Managing disease to reduce antibiotic use in calves

By Dr. Dave Renaud
ACER Consulting Ltd.

Antibiotics are medications used to kill infection-causing bacteria and are important tools for farmers to treat disease. Unfortunately, the widespread use of these drugs has led to antimicrobial resistance, where certain bacteria are able to survive even in the presence of antibiotics given to kill or limit their growth.

Antimicrobial resistance is threatening to become one of the most common causes of death in humans and is growing at a rapid pace in pathogens responsible for causing disease in dairy cattle and calves. To combat resistance, we, including those involved in human and veterinary medicine, need to responsibly reduce our use to ensure antibiotics are effective for future generations of humans and animals.

Where to start?

The biggest thing we can do to reduce antibiotic use is to prevent disease from occurring in the first place. In calves, this starts by ensuring respiratory disease and diarrhea are recognized early and managed appropriately, as they are responsible for the majority of use.

Preventing diarrhea

Diarrhea is a costly disease and is better prevented than treated, as it is responsible for causing reduced growth, increased mortality, and reduced milk production. Prevention starts with ensuring excellent colostrum management, as those with failed transfer of passive immunity are at a 1.5 times higher risk of diarrhea.

Besides colostrum, pre-weaning milk nutrition is almost as important. Calves provided with eight to 12 litres (L) of milk per day will have improved immunity and capacity to fight disease, leading to a reduced level of diarrhea and improved recovery if it does occur. Additional benefits include improved growth and feed efficiency, as well as increased milk production. Specifically, for every 100 grams (g) per day increase in growth in the pre-weaning period, an additional 150 kilograms (kg) of milk are produced in the first lactation. Clearly, nutrition is extremely important for ensuring health and preventing disease.

Additional considerations include ensuring cleanliness and sanitation in housing areas and feeding equipment. Vaccination can also play a role, however, when vaccinating pregnant cows, excellent colostrum management is still best practice to get protective antibodies into the calf and establish immunity.

Preventing respiratory disease

Similar to diarrhea, colostrum management and pre-weaning milk nutrition are equally important in preventing respiratory disease. Specifically, calves with failed transfer of passive immunity have a 1.75 times greater risk of developing respiratory disease. In addition, when calves are fed four litres of milk per day or less, they are also at a much greater risk of developing respiratory disease.
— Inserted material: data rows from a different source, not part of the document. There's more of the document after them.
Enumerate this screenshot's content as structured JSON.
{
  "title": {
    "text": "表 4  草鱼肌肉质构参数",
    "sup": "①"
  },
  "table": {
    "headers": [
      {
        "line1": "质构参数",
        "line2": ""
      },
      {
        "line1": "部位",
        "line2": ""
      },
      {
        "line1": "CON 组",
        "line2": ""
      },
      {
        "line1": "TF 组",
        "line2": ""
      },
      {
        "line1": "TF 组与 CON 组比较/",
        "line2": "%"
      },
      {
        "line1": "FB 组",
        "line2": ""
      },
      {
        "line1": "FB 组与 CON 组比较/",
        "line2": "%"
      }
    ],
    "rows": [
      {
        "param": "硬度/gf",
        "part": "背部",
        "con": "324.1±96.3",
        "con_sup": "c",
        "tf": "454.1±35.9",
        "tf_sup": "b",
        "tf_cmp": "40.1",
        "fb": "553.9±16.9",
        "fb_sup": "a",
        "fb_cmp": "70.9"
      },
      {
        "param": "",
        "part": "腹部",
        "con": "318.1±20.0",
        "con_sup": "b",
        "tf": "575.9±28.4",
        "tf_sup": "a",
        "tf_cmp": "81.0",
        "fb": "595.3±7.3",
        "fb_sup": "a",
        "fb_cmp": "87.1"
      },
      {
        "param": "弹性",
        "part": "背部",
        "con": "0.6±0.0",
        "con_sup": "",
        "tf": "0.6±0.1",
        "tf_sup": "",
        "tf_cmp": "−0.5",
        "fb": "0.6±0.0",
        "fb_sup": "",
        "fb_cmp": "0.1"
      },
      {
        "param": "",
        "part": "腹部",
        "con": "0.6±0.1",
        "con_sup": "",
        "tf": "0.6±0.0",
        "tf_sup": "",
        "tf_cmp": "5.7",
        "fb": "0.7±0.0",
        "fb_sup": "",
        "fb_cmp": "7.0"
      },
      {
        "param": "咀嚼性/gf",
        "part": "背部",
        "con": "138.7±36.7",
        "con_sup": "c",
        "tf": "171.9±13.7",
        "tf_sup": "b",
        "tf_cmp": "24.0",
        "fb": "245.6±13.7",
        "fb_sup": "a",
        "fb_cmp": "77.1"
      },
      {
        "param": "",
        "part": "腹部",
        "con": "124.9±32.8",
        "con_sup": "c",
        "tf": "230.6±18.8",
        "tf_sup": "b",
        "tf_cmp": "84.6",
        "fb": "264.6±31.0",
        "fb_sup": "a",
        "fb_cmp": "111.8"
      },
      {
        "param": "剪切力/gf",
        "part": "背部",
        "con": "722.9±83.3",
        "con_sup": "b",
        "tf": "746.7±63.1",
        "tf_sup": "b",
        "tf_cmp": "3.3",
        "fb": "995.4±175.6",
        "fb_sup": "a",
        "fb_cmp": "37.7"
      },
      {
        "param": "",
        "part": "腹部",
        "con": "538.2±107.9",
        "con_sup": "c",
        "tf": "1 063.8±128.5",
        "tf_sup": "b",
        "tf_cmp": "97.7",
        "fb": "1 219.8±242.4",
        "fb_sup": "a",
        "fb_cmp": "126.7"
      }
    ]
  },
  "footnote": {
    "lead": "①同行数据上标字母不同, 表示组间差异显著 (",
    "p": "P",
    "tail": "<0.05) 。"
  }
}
Beyond these critical factors, the housing environment also plays a significant role in disease prevention and/or development. Air quality is a key factor, so delivering fresh air in draft-free indoor housing with a positive pressure tube at an appropriate rate, will prevent respiratory disease. When calves are housed in groups, ensuring they have at least 35 square feet per animal in the pre-weaning period will also help to reduce airborne bacteria and humidity. Another important factor to consider in colder temperatures is to ensure that calves are able to nest in their bedding, or have long, dry straw that is deep enough to cover their legs, as it prevents calves from becoming chilled. Vaccines, especially intranasal vaccines, will also add to provide immunity to prevent infections with pathogens from occurring.     

What about disease treatment?

No matter how good our preventative strategies are, the risk of disease is never zero. When it occurs, early identification and treatment is critical. Where antibiotic use can be most improved is with the treatment of diarrhea. Research suggests that approximately 75 per cent of calves with diarrhea are treated with antibiotics, however, those studies have identified that antibiotics are only needed in approximately 30 per cent of cases.

So, when are they really needed?

Antibiotics should be restricted to calves that are showing systemic signs of illness, such as those with a dull or depressed attitude, elevated rectal temperature, or those with fresh blood in their manure. When calves show these signs, there is a higher chance that bacteria is responsible. It is important to note, this is an important discussion to have with your veterinarian as they will understand the pathogens responsible and can help guide discussion. 

Take home messages

We all need to work together to reduce antibiotic use to prevent antibiotic resistance from occurring. When working with your calves, preventing disease can lead to meaningful reductions in antibiotic use. This can also have a positive economic impact on your farm operation.

Prevention starts with excellent colostrum management and providing calves with a high plane of milk nutrition. With respect to diarrhea treatment, antibiotics are only necessary in calves that exhibit systemic signs of illness. Work together with your veterinarian to reduce antibiotic use in your calves. 

This project was funded by the Canadian Agricultural Partnership, a five-year federal-provincial-territorial initiative.